Another aspect that crops up again and again in Conway's stories is his conception of what Asgardians are like as a people - especially, that they love to fight. Time and again in these stories, we're told that their eyes gleam at the prospect of battle, that they enjoy it for its own sake, etc. I think this kind of characterization is a whole lot more sensible - and enjoyable - than the saintly oafs who so often cropped up in Stan Lee's Asgardian mini-epics; Conway's Asgardians aren't saintly, they're bloodthirsty (and, in another refreshing twist, unapologetically randy) - and their immortality can make them fairly obnoxious ... most certainly including Thor himself. One of my favorite moments in this volume illustrates both these things, when, gazing in wonder at the vast space fleet carrying the entire fleeing race of Rigellians out of the path of the Black Stars, Balder asks the quintessential Asgardian question:
Nine billion people, milord ... the entire population of the Colonizer's lost world, in flight from a menace they cannot escape! 'Tis a most strange insanity. Why do they not stand and fight?

To which Thor replies:
Because they are only mortal, brave Balder ... and their lives are too short to be spent on useless warfare. They seek only to live, and honor can mean nothing to such creatures ...Only life matters, and only death is feared. And, in the end, who can say if this is strange insanity ... or a strength we may never hope to understand!



There are lots and lots of other great moments scattered liberally throughout this volume, of course. Just because Conway was usually much better suited to writing more down-to-earth stuff doesn't mean he doesn't rise to the cosmic occasion quite often. We see Hildegarde chewing out Thor for yelling at the Avengers' butler Jarvis; we see a depiction of the king and queen of the Trolls that's actually sympathetic; we get some fascinating Freudian exchanges between Thor and his evil half-brother Loki during one of their obligatory fight-scenes (Loki's angry because Thor connived to steal Odin's love! Apparently he hasn't been reading "Thor" back-issues, or keeping up with all those banishments-to-earth); we get a wonderful sequence where Tana Nile complains that a massive door is made of "Mondurian steel - a foot thick and electronically sealed as well! It would require a company of good Rigellian battlecraft to even penetrate it!" To which Thor responds, "Hildegarde - I shall have need of thy good arm! Shall we see if the strength of two lone Asgardians be equal to that company of Rigellian battlecraft?"



And in a charming little scene, we get ... Gerry Conway himself! He and some of his colleagues in the Marvel bullpen (including Glynis Wein, whose fantastic coloring work is uncredited through most of this reprint volume - and invisible anyway, the only price readers pay for the cheap cover price and bountiful contents) have travelled to Rutland, Vermont to watch the famous Hallowe'en parade presided over by Tom Fagan, and in a move that was almost unheard of at the time (the classic example being the moment when Nick Fury's men turn Stan Lee and Jack Kirby away from the wedding of Reed Richards and Sue Storm), we hear a little of their banter before the fighting erupts.

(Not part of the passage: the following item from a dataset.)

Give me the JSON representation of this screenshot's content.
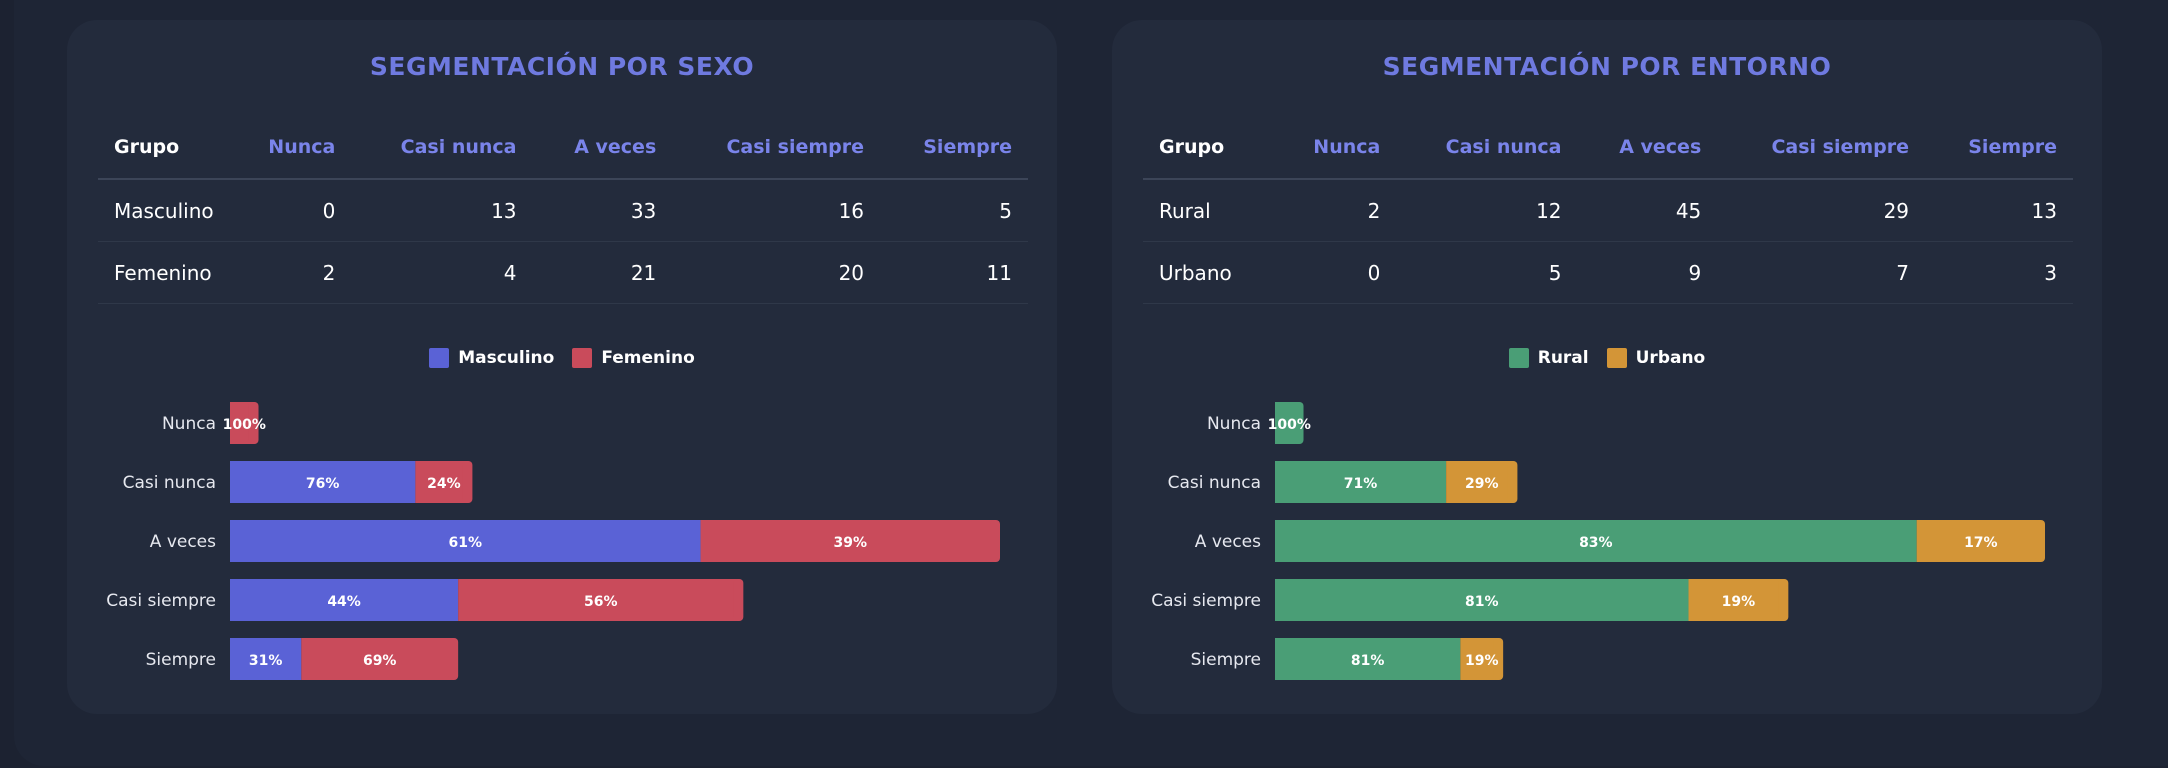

Great moments, then, though no really great sustained story-arcs this time around. But a collection of great moments is certainly justification enough for this volume, especially since otherwise many of these issues would just crumble to dust unread by anybody. It's my hope that Marvel's craze to cash in on the hoopla surrounding the upcoming "Thor" movie will push them to reprint just about everything Thor-related they've got in their capacious archives. There's a LOT of great stuff there, and it all deserves a new audience.